Adventus Santa – 9 – Tanzende Kaninchen

Adventus Santa – 9 – Tanzende Kaninchen

Eigentlich war der Schrank ein Schrank. Klamotten und vergessene Spielzeuge lagen darin herum, als würden sie auf den letzten Tag der Menschheit warten. Doch etwas war anders. Ein kühler Hauch liess die Hemden zittern, etwas klingelte im Hintergrund.

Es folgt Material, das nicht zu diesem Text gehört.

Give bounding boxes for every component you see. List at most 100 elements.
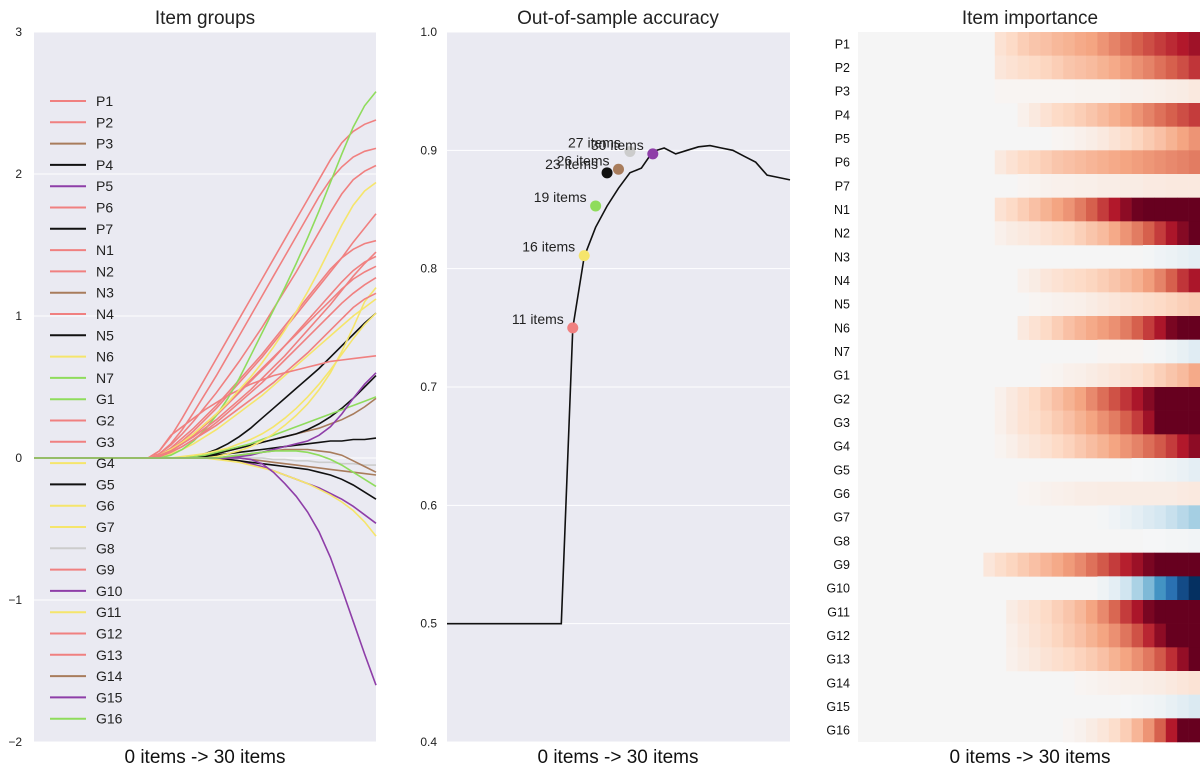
heatmap-cell: [1063, 623, 1075, 648]
heatmap-cell: [1177, 576, 1189, 601]
heatmap-cell: [1120, 79, 1132, 104]
heatmap-cell: [1120, 292, 1132, 317]
heatmap-cell: [1177, 718, 1189, 743]
heatmap-cell: [1154, 458, 1167, 482]
item-groups-ytick-label: 1: [15, 309, 22, 323]
heatmap-cell: [1188, 410, 1200, 435]
accuracy-ytick-label: 0.7: [420, 380, 437, 394]
legend-label-g14: G14: [96, 668, 123, 684]
heatmap-cell: [994, 197, 1007, 222]
heatmap-row-label: P1: [835, 37, 850, 51]
legend-label-g10: G10: [96, 583, 123, 599]
heatmap-cell: [1143, 458, 1155, 482]
heatmap-cell: [1108, 410, 1121, 435]
heatmap-cell: [1154, 339, 1167, 364]
heatmap-cell: [1120, 671, 1132, 695]
heatmap-cell: [1143, 55, 1155, 80]
heatmap-cell: [1154, 292, 1167, 317]
accuracy-xlabel: 0 items -> 30 items: [537, 747, 698, 767]
heatmap-cell: [1131, 103, 1144, 127]
heatmap-cell: [1143, 600, 1155, 624]
heatmap-cell: [1120, 410, 1132, 435]
heatmap-cell: [1177, 363, 1189, 388]
heatmap-cell: [1165, 576, 1178, 601]
heatmap-cell: [1143, 576, 1155, 601]
legend-label-n6: N6: [96, 349, 114, 365]
heatmap-row-label: G11: [827, 605, 850, 619]
heatmap-cell: [1017, 552, 1030, 577]
accuracy-title: Out-of-sample accuracy: [517, 8, 719, 29]
heatmap-cell: [1086, 434, 1098, 459]
heatmap-cell: [1108, 221, 1121, 246]
heatmap-cell: [1177, 221, 1189, 246]
heatmap-cell: [1040, 174, 1053, 198]
heatmap-cell: [1154, 316, 1167, 340]
heatmap-cell: [1177, 458, 1189, 482]
heatmap-cell: [1097, 600, 1110, 624]
heatmap-cell: [1188, 245, 1200, 269]
heatmap-cell: [1086, 600, 1098, 624]
heatmap-cell: [1074, 387, 1087, 411]
heatmap-cell: [1177, 79, 1189, 104]
heatmap-cell: [1051, 55, 1064, 80]
legend-label-g15: G15: [96, 689, 123, 705]
heatmap-cell: [1006, 387, 1018, 411]
legend-label-p2: P2: [96, 114, 113, 130]
heatmap-cell: [1188, 694, 1200, 719]
heatmap-cell: [1051, 268, 1064, 293]
heatmap-cell: [1006, 79, 1018, 104]
heatmap-cell: [1131, 718, 1144, 743]
heatmap-cell: [1051, 32, 1064, 56]
heatmap-cell: [1154, 221, 1167, 246]
heatmap-cell: [1108, 623, 1121, 648]
heatmap-cell: [1006, 647, 1018, 672]
heatmap-cell: [1154, 410, 1167, 435]
heatmap-cell: [1017, 434, 1030, 459]
heatmap-cell: [1029, 623, 1041, 648]
heatmap-cell: [1143, 410, 1155, 435]
accuracy-grid: [447, 31, 790, 743]
heatmap-cell: [1120, 339, 1132, 364]
heatmap-row-label: P6: [835, 156, 850, 170]
heatmap-cell: [1120, 221, 1132, 246]
heatmap-cell: [1040, 150, 1053, 175]
heatmap-cell: [1165, 126, 1178, 151]
heatmap-cell: [1165, 481, 1178, 506]
heatmap-row-label: G14: [826, 676, 850, 690]
heatmap-cell: [1017, 174, 1030, 198]
heatmap-cell: [1165, 316, 1178, 340]
heatmap-cell: [1040, 363, 1053, 388]
heatmap-cell: [1131, 55, 1144, 80]
heatmap-cell: [1040, 55, 1053, 80]
heatmap-cell: [1120, 126, 1132, 151]
heatmap-cell: [1006, 197, 1018, 222]
legend-label-g4: G4: [96, 455, 115, 471]
heatmap-cell: [1040, 103, 1053, 127]
heatmap-cell: [1143, 647, 1155, 672]
heatmap-cell: [1165, 245, 1178, 269]
heatmap-cell: [1051, 363, 1064, 388]
heatmap-cell: [1006, 150, 1018, 175]
heatmap-cell: [1177, 126, 1189, 151]
heatmap-cell: [1063, 32, 1075, 56]
heatmap-cell: [1188, 126, 1200, 151]
heatmap-cell: [1029, 150, 1041, 175]
heatmap-cell: [1120, 600, 1132, 624]
heatmap-cell: [1074, 55, 1087, 80]
heatmap-cell: [1177, 647, 1189, 672]
heatmap-cell: [1006, 55, 1018, 80]
heatmap-cell: [1017, 600, 1030, 624]
heatmap-cell: [1188, 268, 1200, 293]
heatmap-cell: [1188, 505, 1200, 530]
heatmap-cell: [1131, 694, 1144, 719]
heatmap-cell: [1017, 103, 1030, 127]
heatmap-cell: [1097, 552, 1110, 577]
heatmap-cell: [1165, 600, 1178, 624]
heatmap-cell: [1188, 671, 1200, 695]
heatmap-cell: [1086, 410, 1098, 435]
legend-label-p4: P4: [96, 157, 113, 173]
heatmap-cell: [1108, 671, 1121, 695]
heatmap-cell: [1120, 197, 1132, 222]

»Das ist es?«, fragte Rob.
Santa nickte.
»Hier? Schon immer?«
»Natürlich. Hast du nicht diese Fantasy-Bücher gelesen über Narnia? Glaubst du, jemand hat sich das ausgedacht? Nein, mein Junge. Fantastische Bücher existieren, damit solche Plätze überleben. Und nun komm.«
Santa öffnete beide Schranktüren, murmelte etwas, griff in die Tiefe und war verschwunden.

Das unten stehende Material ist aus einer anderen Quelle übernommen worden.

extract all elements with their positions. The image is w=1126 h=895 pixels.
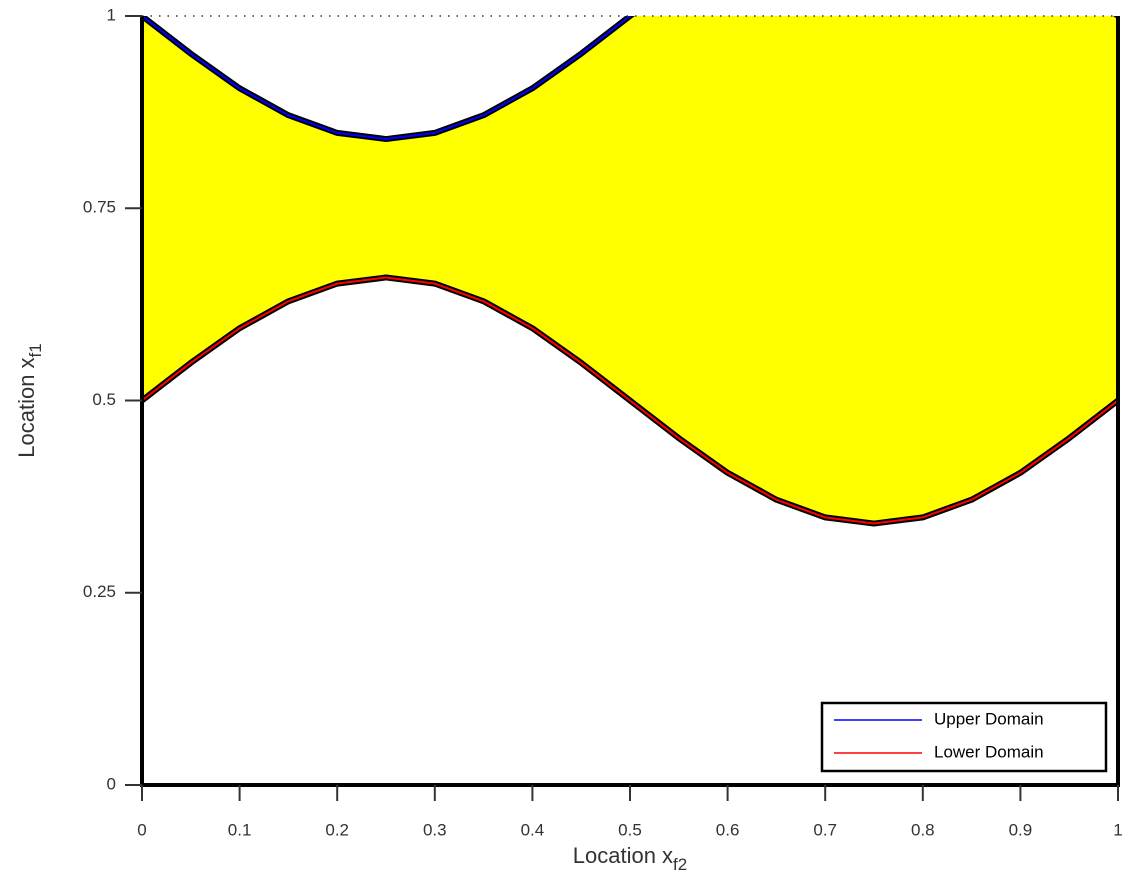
x-tick-label: 0.4 bbox=[521, 820, 545, 839]
y-tick-label: 0.5 bbox=[92, 390, 116, 409]
x-tick-label: 0 bbox=[137, 820, 146, 839]
x-tick-label: 0.1 bbox=[228, 820, 252, 839]
x-tick-label: 0.7 bbox=[813, 820, 837, 839]
legend: Upper Domain Lower Domain bbox=[820, 701, 1108, 773]
curve bbox=[142, 16, 1118, 141]
x-tick-label: 0.6 bbox=[716, 820, 740, 839]
x-tick-label: 0.3 bbox=[423, 820, 447, 839]
y-tick-label: 0.75 bbox=[83, 198, 116, 217]
y-tick-label: 0.25 bbox=[83, 582, 116, 601]
x-axis-label: Location xf2 bbox=[573, 843, 687, 875]
x-tick-label: 0.9 bbox=[1009, 820, 1033, 839]
x-tick-label: 0.5 bbox=[618, 820, 642, 839]
legend-label: Lower Domain bbox=[934, 742, 1044, 761]
x-axis-label-text: Location x bbox=[573, 843, 673, 868]
curve bbox=[142, 276, 1118, 525]
y-axis-label-text: Location x bbox=[14, 357, 39, 457]
x-tick-label: 0.2 bbox=[325, 820, 349, 839]
legend-box bbox=[820, 701, 1108, 773]
legend-label: Upper Domain bbox=[934, 709, 1044, 728]
y-tick-label: 0 bbox=[107, 774, 116, 793]
x-tick-label: 0.8 bbox=[911, 820, 935, 839]
y-tick-label: 1 bbox=[107, 5, 116, 24]
x-axis-label-subscript: f2 bbox=[673, 855, 687, 874]
y-axis-label: Location xf1 bbox=[14, 343, 46, 457]
y-axis-label-subscript: f1 bbox=[26, 343, 45, 357]
band-fill bbox=[142, 16, 1118, 524]
x-tick-label: 1 bbox=[1113, 820, 1122, 839]
plot-area bbox=[142, 16, 1118, 527]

Rob drehte sich um. »Ich weiß nicht …«
Ray schaute an ihm vorbei. Schweigend. Dann nickte er. »Komm. Je länger hier hierbleiben, desto größer ist die Chance …«
»Rob, bist du das?«
Cindy. Hatte sie nichts zu tun? Zu Schlafen? Es war nach Mitternacht – oder früher? Robs Verstand versuchte, eine Uhrzeit zu finden, die passen konnte, aber da war nichts. Vielleicht war es auch erst kurz nach 5?
»Cindy, geh schlafen!«
»Jetzt?«
»Ja!«
Ray seufzte, steckte seine Hand in den Kleiderschrank, packte etwas, wollte etwas zu Rob sagen und war schon verschwunden.
»Rob? Rob?«
Rob wollte antworten, wollte zur Tür gehen und seiner kleinen Schwester sagen, dass alles in Ordnung war, aber dann packte ihn eine Hand an der Schulter und riss ihn davon.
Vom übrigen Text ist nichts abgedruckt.